Aspen are highly resilient and can be incredibly long-lived. Many of the naturally occurring aspen we see today have probably been there a very long time. Evidence suggests that under the right conditions, it is possible for a clone to exist for thousands of years, ebbing and flowing across the landscape over millennia, making it one of the oldest living organisms on earth. However, there is new concern that rapid changes in climate could threaten aspen in some areas of its range. In the mid-2000s, clones in Colorado, Utah and elsewhere suddenly began to die. The problem, called Sudden Aspen Decline (SAD), was widespread in the West for several years and left ecologists scrambling for answers. It was eventually determined that extreme heat and drought conditions in the region beginning in 2002 were largely responsible. The disturbing piece of the puzzle is that the areas of aspen hit by SAD happened in habitats, at least according to one study, projected to become devoid of aspen by 2060 as a result climate change. However, other studies suggest that additional carbon in the atmosphere combined with more frequent wildfire in a warmer world could see aspen expand its range in some places. Whatever the case, more extreme weather events like drought, severe heat, and freak cold snaps will certainly change where this organism, and many of the species that rely on it, will live.

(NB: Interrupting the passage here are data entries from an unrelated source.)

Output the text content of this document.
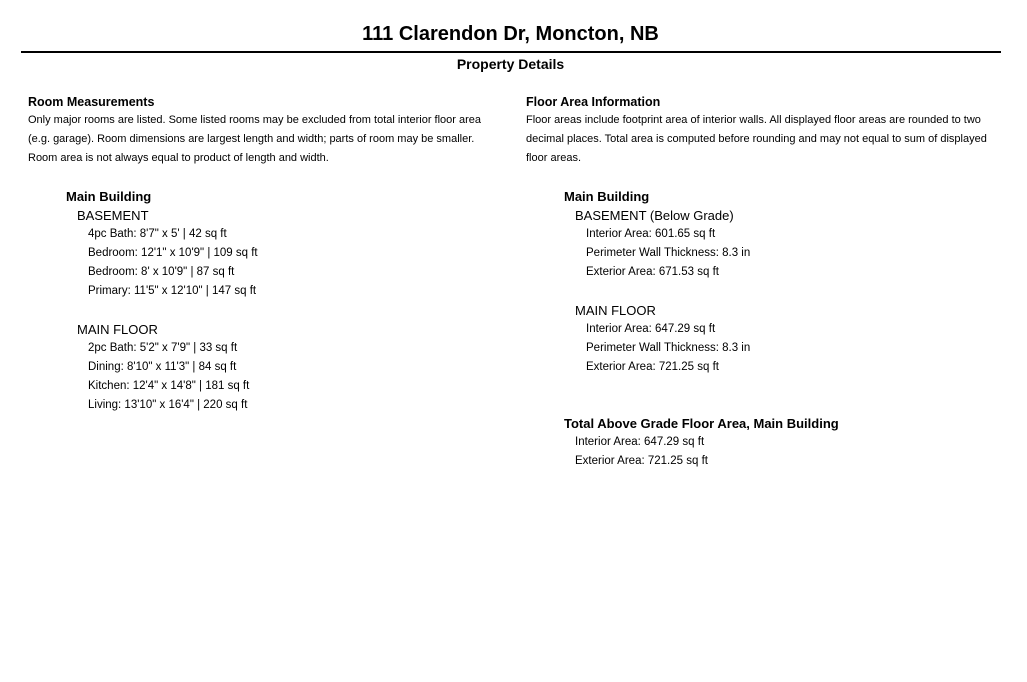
111 Clarendon Dr, Moncton, NB
Property Details
Room Measurements

Only major rooms are listed. Some listed rooms may be excluded from total interior floor area (e.g. garage). Room dimensions are largest length and width; parts of room may be smaller. Room area is not always equal to product of length and width.

Main Building
BASEMENT
4pc Bath: 8'7" x 5' | 42 sq ft
Bedroom: 12'1" x 10'9" | 109 sq ft
Bedroom: 8' x 10'9" | 87 sq ft
Primary: 11'5" x 12'10" | 147 sq ft
MAIN FLOOR
2pc Bath: 5'2" x 7'9" | 33 sq ft
Dining: 8'10" x 11'3" | 84 sq ft
Kitchen: 12'4" x 14'8" | 181 sq ft
Living: 13'10" x 16'4" | 220 sq ft
Floor Area Information

Floor areas include footprint area of interior walls. All displayed floor areas are rounded to two decimal places. Total area is computed before rounding and may not equal to sum of displayed floor areas.

Main Building
BASEMENT (Below Grade)
Interior Area: 601.65 sq ft
Perimeter Wall Thickness: 8.3 in
Exterior Area: 671.53 sq ft
MAIN FLOOR
Interior Area: 647.29 sq ft
Perimeter Wall Thickness: 8.3 in
Exterior Area: 721.25 sq ft
Total Above Grade Floor Area, Main Building
Interior Area: 647.29 sq ft
Exterior Area: 721.25 sq ft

aspen_DCronenwett_sonMy son’s photo shows a vigorous aspen clone in its breathtaking but ephemeral fall colors. I imagine him exploring that little forest of gold as he grows up, observing the wildlife drawn to it and witnessing its many moods and changes over time. Maybe it has been there for a thousand years or more and with luck, will persist a great deal longer. I know that clone is bare now, its leaves long since taken by wind, but my son tells me he’s still up there, watching.